Closers typically come into the game for one inning and with no one on base. Meanwhile, other relievers are coming in to high-pressure situations with multiple runners on base and having to get out of a jam they didn’t create and throw multiple innings, sometimes even against a team’s best hitter. That’s partly why there was such a debate within the Reds about how to best utilize Aroldis Chapman this season. He had excelled in the 7th and 8th innings and many felt using him to close would, in essence, be limiting his impact on the outcomes of games. Again, which has more value?
Despite what all the numbers tell us, and what we can gather from our own logic, teams still place an inordinate amount of importance on the closer role. Just look at the contracts handed out each and every offseason by teams desperate to fill the role with a big name even though half of the closers by year’s end are usually midseason revelations that come out of nowhere thanks in large part to stress related injuries. The mechanics of coming in for one inning and throwing as hard as humanly possible three days in a row tends to wear heavily on the human arm. This year alone it seemed as if every other day a closer was headed to the DL with a season ending injury.
Take the Oakland A’s, for instance. They traded away Andrew Bailey and in return received prospects and Josh Reddick, who has gone on to hit .242/.306/.456 with 29 home runs, 79 RBI, and 3.8 fWAR while filling the A’s No. 3 hole for most of the season. Meanwhile, Bailey has thrown only 14 innings thanks to injuries while Ryan Cook and Grant Balfour have made a formidable closing committee for the A’s.
That, my friends, is why Chris Perez is so valuable to the Indians moving forward. With his resume, he can generate a substantial return in a trade, possibly even more than what the A’s received for Bailey. Why not trade away a player who generated only about a win above replacement while appearing for one inning every few days for multiple pieces who could play every day while producing significantly more value?
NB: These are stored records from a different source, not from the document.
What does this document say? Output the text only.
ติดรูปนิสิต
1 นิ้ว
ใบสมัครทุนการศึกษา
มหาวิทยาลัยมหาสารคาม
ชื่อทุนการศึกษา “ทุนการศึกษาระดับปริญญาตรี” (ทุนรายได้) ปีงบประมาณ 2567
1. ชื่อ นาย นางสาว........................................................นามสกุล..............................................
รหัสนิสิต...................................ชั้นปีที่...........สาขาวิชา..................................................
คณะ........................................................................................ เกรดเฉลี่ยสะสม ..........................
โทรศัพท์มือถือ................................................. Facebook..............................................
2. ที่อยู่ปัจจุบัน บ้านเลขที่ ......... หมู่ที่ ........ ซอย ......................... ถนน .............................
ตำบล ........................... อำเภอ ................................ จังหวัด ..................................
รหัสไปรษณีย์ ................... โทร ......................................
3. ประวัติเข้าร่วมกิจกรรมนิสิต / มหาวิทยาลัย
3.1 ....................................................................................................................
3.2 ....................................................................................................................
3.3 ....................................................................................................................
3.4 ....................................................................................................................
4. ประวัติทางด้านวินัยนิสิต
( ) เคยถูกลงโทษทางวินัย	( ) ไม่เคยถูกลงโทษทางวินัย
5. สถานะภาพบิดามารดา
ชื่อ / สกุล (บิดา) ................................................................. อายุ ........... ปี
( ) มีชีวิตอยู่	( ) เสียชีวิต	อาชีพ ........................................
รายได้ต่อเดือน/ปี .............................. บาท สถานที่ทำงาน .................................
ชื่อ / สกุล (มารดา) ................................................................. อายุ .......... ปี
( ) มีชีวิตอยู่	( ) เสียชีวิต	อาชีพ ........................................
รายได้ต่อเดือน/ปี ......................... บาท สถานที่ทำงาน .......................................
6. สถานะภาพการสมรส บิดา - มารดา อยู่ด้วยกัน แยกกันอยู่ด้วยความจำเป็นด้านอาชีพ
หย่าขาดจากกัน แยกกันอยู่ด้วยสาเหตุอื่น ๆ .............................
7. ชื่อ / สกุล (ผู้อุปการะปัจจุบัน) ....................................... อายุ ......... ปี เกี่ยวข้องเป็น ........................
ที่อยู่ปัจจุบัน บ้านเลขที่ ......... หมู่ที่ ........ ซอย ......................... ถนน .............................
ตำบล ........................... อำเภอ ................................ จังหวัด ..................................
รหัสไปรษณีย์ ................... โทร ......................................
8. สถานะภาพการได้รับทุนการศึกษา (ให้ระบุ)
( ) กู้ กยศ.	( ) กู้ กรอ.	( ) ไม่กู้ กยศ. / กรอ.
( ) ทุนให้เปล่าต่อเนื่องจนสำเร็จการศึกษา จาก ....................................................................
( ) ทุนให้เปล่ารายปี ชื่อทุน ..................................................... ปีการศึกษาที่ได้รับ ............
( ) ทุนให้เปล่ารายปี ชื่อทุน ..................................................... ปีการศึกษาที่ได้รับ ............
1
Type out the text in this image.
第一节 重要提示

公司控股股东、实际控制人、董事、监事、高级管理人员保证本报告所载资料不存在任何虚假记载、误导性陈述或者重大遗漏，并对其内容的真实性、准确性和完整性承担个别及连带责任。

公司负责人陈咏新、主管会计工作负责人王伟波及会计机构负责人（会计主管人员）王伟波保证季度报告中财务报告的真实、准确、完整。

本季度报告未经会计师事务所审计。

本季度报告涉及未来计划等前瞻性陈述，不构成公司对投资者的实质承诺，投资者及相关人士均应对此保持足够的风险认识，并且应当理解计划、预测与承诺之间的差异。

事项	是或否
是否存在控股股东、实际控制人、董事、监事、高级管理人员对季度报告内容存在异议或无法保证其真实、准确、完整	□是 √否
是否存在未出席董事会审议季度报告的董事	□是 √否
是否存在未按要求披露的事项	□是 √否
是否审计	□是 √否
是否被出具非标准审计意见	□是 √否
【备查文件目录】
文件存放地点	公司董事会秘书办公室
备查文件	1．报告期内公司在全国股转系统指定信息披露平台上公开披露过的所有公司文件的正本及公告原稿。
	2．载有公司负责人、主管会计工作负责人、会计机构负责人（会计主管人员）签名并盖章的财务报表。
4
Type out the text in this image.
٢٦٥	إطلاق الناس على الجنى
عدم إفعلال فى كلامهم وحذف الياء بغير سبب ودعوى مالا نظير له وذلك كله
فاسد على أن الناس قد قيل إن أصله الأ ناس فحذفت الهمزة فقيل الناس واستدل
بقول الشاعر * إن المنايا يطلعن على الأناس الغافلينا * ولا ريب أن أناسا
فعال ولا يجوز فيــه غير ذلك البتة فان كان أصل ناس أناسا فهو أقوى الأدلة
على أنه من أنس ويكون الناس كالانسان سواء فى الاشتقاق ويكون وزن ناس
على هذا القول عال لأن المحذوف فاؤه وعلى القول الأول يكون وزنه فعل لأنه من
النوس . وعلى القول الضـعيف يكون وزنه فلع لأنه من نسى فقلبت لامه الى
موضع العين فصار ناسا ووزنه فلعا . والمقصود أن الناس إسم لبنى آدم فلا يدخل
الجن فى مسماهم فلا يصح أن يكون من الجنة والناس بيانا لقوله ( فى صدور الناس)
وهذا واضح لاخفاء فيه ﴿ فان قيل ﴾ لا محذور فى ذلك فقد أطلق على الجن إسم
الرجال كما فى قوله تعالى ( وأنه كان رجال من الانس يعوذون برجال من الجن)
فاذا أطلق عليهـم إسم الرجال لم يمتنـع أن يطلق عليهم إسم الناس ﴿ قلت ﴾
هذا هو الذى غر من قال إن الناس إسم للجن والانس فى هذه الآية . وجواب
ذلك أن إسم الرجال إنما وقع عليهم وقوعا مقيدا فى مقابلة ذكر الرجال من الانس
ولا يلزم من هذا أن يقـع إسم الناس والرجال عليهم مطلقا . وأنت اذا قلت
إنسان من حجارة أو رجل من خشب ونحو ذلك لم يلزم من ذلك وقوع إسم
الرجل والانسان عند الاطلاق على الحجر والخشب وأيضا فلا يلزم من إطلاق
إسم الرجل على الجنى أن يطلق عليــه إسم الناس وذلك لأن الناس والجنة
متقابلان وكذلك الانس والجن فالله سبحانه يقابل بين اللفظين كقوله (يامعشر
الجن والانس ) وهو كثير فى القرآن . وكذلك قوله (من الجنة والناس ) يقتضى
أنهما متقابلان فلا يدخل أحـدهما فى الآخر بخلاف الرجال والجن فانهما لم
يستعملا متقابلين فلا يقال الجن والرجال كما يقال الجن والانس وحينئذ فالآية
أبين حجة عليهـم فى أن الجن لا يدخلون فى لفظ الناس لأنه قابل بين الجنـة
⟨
The Indians also have the added benefit of two potential closer candidates already on the roster moving forward. Pestano has done an excellent job filling in for Perez on occasion the past two seasons and many believe he’s pegged as the closer of the future. There’s also the option of Nick Hagadone, the hard-throwing lefty prospect who has shown potential in his few major league call-ups. Given that the Indians may be entering in another rebuilding cycle, either player could grow into the role and be ready once the window of championship opportunity reopens.
That’s why it seems unlikely that Perez will be an Indian come 2013. For a team looking to rebuild its farm system, Perez should be shopped around for the best possible package. Add in his outlandish statements, which not only rubbed the front office and ownership the wrong way but also point to him not wanting to be here anymore, and it seems reasonable to expect Perez to have a new home in 2013. It will suck to lose a player with Perez’s charisma and marketability, but the potential rewards are too great to overlook.
So are Chris Perez’s days as a Cleveland Indian numbered? It seems inevitable. Cleveland has an incredibly valuable trade chip who could bring back a substantial return. It won’t be a popular move, but that doesn’t mean it isn’t a smart one. If the Indians are truly committed to doing what they’ve promised for so long—building a winner—then trading Perez should be at the top of the priority list this winter.